Football Boots Worn by John Aldborough

Football Boots Worn by John Aldborough.
Originally published on the Havering Museum blog

Two of our work experience placement students both chose the football boots on display in Gallery One as their favourite object. Here are two very different perspectives on the same item.

Matthew Heddle. Undergraduate student, University of Kent.

The boots resonate with me as a football fan who has a keen interest in local clubs. The current Romford FC all-time leading goal scorer is also the brother of a very good friend of mine. To see local sports being celebrated is fantastic, even though the old Romfordians were not a top club, it’s good to see the efforts of local boys being rewarded and remembered.
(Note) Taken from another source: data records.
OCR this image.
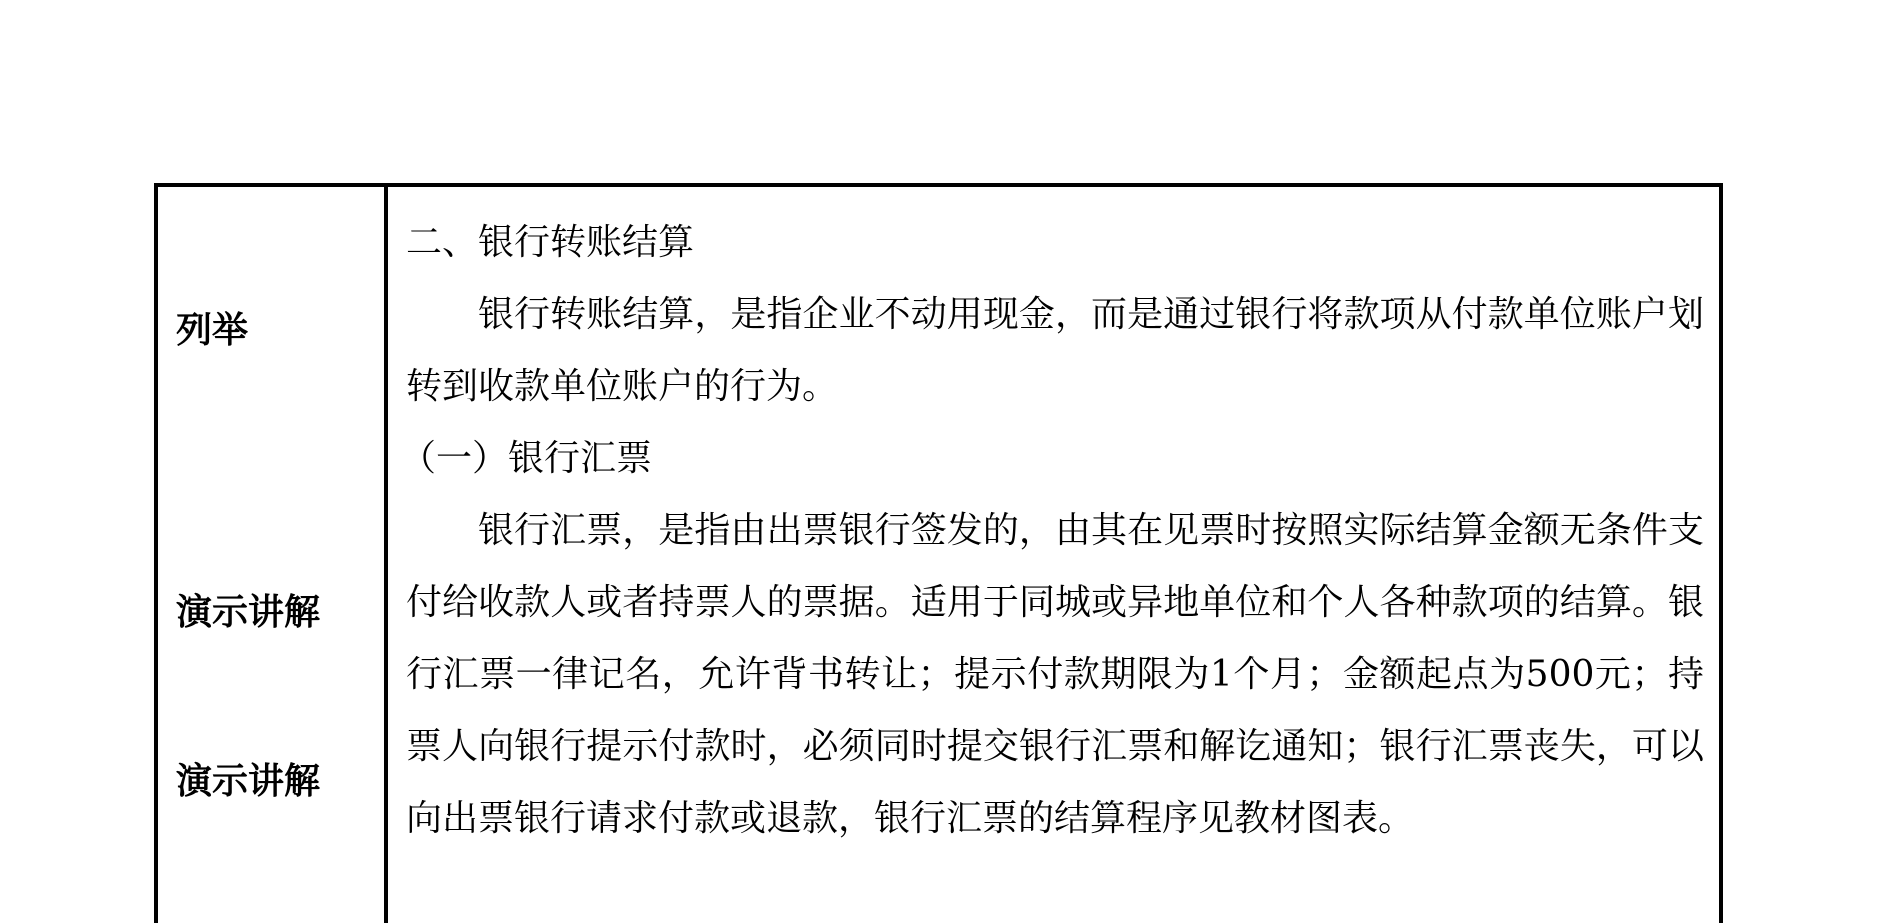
列举
演示讲解
演示讲解

二、银行转账结算

银行转账结算，是指企业不动用现金，而是通过银行将款项从付款单位账户划转到收款单位账户的行为。

（一）银行汇票

银行汇票，是指由出票银行签发的，由其在见票时按照实际结算金额无条件支付给收款人或者持票人的票据。适用于同城或异地单位和个人各种款项的结算。银行汇票一律记名，允许背书转让；提示付款期限为1个月；金额起点为500元；持票人向银行提示付款时，必须同时提交银行汇票和解讫通知；银行汇票丧失，可以向出票银行请求付款或退款，银行汇票的结算程序见教材图表。
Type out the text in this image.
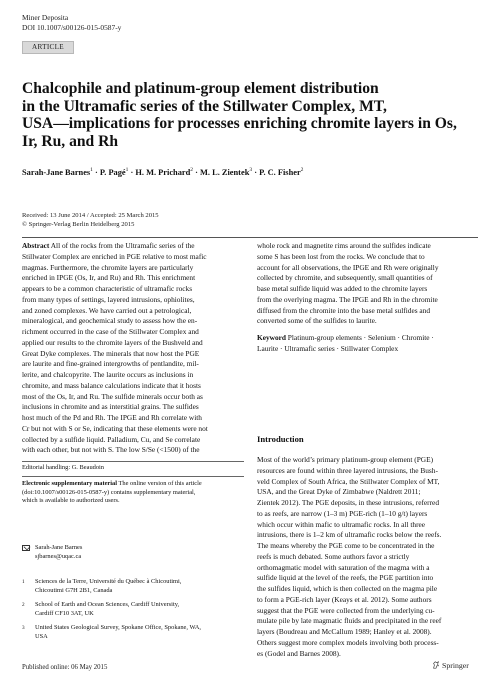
Miner Deposita
DOI 10.1007/s00126-015-0587-y
ARTICLE
Chalcophile and platinum-group element distribution
in the Ultramafic series of the Stillwater Complex, MT,
USA—implications for processes enriching chromite layers in Os,
Ir, Ru, and Rh
Sarah-Jane Barnes$^1$ · P. Pagé$^1$ · H. M. Prichard$^2$ · M. L. Zientek$^3$ · P. C. Fisher$^2$
Received: 13 June 2014 / Accepted: 25 March 2015
© Springer-Verlag Berlin Heidelberg 2015
Abstract All of the rocks from the Ultramafic series of the
Stillwater Complex are enriched in PGE relative to most mafic
magmas. Furthermore, the chromite layers are particularly
enriched in IPGE (Os, Ir, and Ru) and Rh. This enrichment
appears to be a common characteristic of ultramafic rocks
from many types of settings, layered intrusions, ophiolites,
and zoned complexes. We have carried out a petrological,
mineralogical, and geochemical study to assess how the en-
richment occurred in the case of the Stillwater Complex and
applied our results to the chromite layers of the Bushveld and
Great Dyke complexes. The minerals that now host the PGE
are laurite and fine-grained intergrowths of pentlandite, mil-
lerite, and chalcopyrite. The laurite occurs as inclusions in
chromite, and mass balance calculations indicate that it hosts
most of the Os, Ir, and Ru. The sulfide minerals occur both as
inclusions in chromite and as interstitial grains. The sulfides
host much of the Pd and Rh. The IPGE and Rh correlate with
Cr but not with S or Se, indicating that these elements were not
collected by a sulfide liquid. Palladium, Cu, and Se correlate
with each other, but not with S. The low S/Se (<1500) of the
Editorial handling: G. Beaudoin
Electronic supplementary material The online version of this article
(doi:10.1007/s00126-015-0587-y) contains supplementary material,
which is available to authorized users.
Sarah-Jane Barnes
sjbarnes@uqac.ca
1 Sciences de la Terre, Université du Québec à Chicoutimi,
Chicoutimi G7H 2B1, Canada
2 School of Earth and Ocean Sciences, Cardiff University,
Cardiff CF10 3AT, UK
3 United States Geological Survey, Spokane Office, Spokane, WA,
USA
whole rock and magnetite rims around the sulfides indicate
some S has been lost from the rocks. We conclude that to
account for all observations, the IPGE and Rh were originally
collected by chromite, and subsequently, small quantities of
base metal sulfide liquid was added to the chromite layers
from the overlying magma. The IPGE and Rh in the chromite
diffused from the chromite into the base metal sulfides and
converted some of the sulfides to laurite.
Keyword Platinum-group elements · Selenium · Chromite ·
Laurite · Ultramafic series · Stillwater Complex
Introduction
Most of the world’s primary platinum-group element (PGE)
resources are found within three layered intrusions, the Bush-
veld Complex of South Africa, the Stillwater Complex of MT,
USA, and the Great Dyke of Zimbabwe (Naldrett 2011;
Zientek 2012). The PGE deposits, in these intrusions, referred
to as reefs, are narrow (1–3 m) PGE-rich (1–10 g/t) layers
which occur within mafic to ultramafic rocks. In all three
intrusions, there is 1–2 km of ultramafic rocks below the reefs.
The means whereby the PGE come to be concentrated in the
reefs is much debated. Some authors favor a strictly
orthomagmatic model with saturation of the magma with a
sulfide liquid at the level of the reefs, the PGE partition into
the sulfides liquid, which is then collected on the magma pile
to form a PGE-rich layer (Keays et al. 2012). Some authors
suggest that the PGE were collected from the underlying cu-
mulate pile by late magmatic fluids and precipitated in the reef
layers (Boudreau and McCallum 1989; Hanley et al. 2008).
Others suggest more complex models involving both process-
es (Godel and Barnes 2008).
Published online: 06 May 2015	Springer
Also, I retain a keen interest in the history of football, so to see a pair of the kind worn 60 years ago, in comparison to the ridiculous, over the top boots players use today is an eye opener.

Celebrating ‘lower level’ local sports teams accomplishments is the reason I mainly enjoy the boot on display in the sports and recreations case.

Henry Fisher, a Marshall Park student.

In the Museum, are many items which capture my eye. Each object dares me to know more. However, among the varied artefacts, my favourite object is the pair of football boots worn by Johnny Alborough in 1952. Though haggard and worn, these boots stand with pride and prodigy, as if the legendary blade soaked in the blood of Lucifer, with crimson ravines teaming from its vivacious steel. Scars and cuts are marbled on each boots leather, representing the bravery of the one who possessed these potent weapons of ruthless dominance. Johnny Alborough managed to score 53 goals in only 24 games. Evidently, he was one of the best of his time.

Despite this, the fascinating point is, that as Johnny Alborough scored his goals, and did what he loved, he was oblivious to the script that he was writing, he was unaware that he was the artist of his own legend, that one day, someone like me 64 years on would write about him.